TransCanada issued a lukewarm statement Monday after the Nebraska Public Service Commission approved its permit, saying it would conduct a “careful review” on how the decision would “impact the cost and schedule” of the project. TransCanada said it won’t decide until December whether to go forward with the project.

The company’s “open season” for gauging producers’ interest in the pipeline ended last month, and TransCanada has suggested it is comfortable with the number of companies willing to commit to the 20-year contracts required to reserve space on it.

In a statement this month, TransCanada said while it anticipated “commercial support for the project to be substantially similar to that which existed when we first applied for a Keystone XL pipeline permit,” the company acknowledged it needed to find “new shippers” after “reductions in volume commitments by other shippers.”

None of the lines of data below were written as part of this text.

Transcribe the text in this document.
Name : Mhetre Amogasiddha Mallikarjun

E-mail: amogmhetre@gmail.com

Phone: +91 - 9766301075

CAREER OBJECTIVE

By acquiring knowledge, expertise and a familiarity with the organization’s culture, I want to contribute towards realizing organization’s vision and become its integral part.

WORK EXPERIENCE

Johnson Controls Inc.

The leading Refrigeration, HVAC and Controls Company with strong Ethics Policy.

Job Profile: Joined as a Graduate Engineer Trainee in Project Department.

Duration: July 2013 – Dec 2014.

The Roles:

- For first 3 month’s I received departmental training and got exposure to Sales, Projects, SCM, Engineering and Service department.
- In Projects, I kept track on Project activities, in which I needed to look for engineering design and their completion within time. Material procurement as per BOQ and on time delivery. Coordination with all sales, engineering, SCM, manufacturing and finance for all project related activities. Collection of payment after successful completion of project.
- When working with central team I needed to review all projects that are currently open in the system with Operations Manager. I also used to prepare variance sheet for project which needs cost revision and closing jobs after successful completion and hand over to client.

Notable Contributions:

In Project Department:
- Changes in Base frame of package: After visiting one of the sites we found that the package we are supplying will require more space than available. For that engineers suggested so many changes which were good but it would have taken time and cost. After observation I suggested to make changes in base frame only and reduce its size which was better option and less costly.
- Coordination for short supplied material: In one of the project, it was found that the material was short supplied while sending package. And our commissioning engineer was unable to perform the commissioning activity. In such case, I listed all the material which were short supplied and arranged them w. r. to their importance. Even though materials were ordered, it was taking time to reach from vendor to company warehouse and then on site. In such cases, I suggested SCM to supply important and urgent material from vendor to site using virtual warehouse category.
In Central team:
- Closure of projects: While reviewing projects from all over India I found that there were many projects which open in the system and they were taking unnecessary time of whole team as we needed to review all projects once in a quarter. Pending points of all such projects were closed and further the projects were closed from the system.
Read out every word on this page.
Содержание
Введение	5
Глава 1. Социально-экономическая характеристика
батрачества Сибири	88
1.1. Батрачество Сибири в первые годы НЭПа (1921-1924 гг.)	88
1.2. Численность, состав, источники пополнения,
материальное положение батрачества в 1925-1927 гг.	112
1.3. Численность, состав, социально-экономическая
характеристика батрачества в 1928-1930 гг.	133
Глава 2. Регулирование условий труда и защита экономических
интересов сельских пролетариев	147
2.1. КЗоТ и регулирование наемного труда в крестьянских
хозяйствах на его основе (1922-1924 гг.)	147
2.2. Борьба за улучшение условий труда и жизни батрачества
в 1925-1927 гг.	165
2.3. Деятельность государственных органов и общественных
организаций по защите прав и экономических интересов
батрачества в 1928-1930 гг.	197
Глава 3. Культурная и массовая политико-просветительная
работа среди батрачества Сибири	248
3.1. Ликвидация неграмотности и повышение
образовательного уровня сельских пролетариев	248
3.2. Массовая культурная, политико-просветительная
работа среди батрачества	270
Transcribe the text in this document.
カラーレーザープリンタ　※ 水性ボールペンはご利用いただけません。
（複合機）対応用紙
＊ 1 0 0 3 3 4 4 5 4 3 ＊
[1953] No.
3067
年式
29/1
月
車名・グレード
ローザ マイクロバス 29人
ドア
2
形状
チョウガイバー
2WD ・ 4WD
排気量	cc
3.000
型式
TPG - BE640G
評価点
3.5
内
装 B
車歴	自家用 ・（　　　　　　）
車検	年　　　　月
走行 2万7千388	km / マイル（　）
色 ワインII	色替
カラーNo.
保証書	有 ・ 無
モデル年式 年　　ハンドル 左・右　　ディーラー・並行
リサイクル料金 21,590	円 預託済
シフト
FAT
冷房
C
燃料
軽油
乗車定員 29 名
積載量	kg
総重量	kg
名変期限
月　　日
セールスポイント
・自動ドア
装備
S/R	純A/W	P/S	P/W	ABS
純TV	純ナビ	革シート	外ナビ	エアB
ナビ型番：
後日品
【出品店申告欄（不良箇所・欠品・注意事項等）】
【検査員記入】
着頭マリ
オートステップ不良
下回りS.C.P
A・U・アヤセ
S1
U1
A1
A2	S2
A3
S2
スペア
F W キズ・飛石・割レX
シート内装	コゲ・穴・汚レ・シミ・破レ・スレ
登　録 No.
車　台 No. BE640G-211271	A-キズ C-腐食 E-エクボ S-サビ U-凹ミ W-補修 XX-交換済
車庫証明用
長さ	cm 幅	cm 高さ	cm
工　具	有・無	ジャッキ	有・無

Experts say Keystone XL could attract customers who can no longer benefit from TransCanada’s proposed Energy East project, which the company canceled last month after opposition from the Canadian government. Energy East would have linked Western Canadian producers to the Atlantic coast.

“TransCanada dropping the Energy East project allows shippers at the canceled project to switch to Keystone XL,” said James W. Coleman, who studies energy at the SMU Dedman School of Law. “It firmed up the case for Keystone XL.”

But TransCanada is also likely to face additional regulatory hurdles and potential lawsuits that could complicate its economic considerations.

The State Department is weighing whether it needs to reapprove the Keystone XL pipeline to take into account the alternative route approved by Nebraska regulators, which would move the pipeline farther east than TransCanada’s preferred route.

Opponents of the project say the new route will require the company to apply for several new permits from the federal government and potentially a State Department review of the revised route. The company also must secure property easements from a new group of landowners.

Jane Kleeb, founder of the anti-pipeline group Bold Nebraska and chairwoman of the Nebraska Democratic Party, vowed to appeal the Nebraska Public Service Commission’s decision and suggested lawsuits are coming.

“Keystone XL was not approved,” Kleeb tweeted Monday. “A new route that was never approved by the federal government that also does NOT have land easements or power agreements got approved today. KXL will never be built. Lots of legal and economic hurdles.”

Phil Flynn, a energy market analyst at Price Futures Group, says a potential further delay of Keystone XL may prove too much to bear.

“It’s not just market conditions,” Flynn said. “Market conditions change and these companies know that when they make these deals. But it’s a battle. Keystone XL has been fought every step of the way, so you can understand why [TransCanada] may be less than excited at this point. It’s like, OK they won another permit, but it was a battle where they were bloodied, and the pipeline is not as financially advantageous as it was earlier.”

Guith of the U.S. Chamber argues TransCanada will consider the economic prospects more than anything else.

“That’s the beauty of this sort of corporate mechanism,” Guith said. “You make a choice based off the current state of play, with no emotion. If there is still a way to move crude for them to benefit their shareholders, they are going to do it. And that’s what they have to figure out.”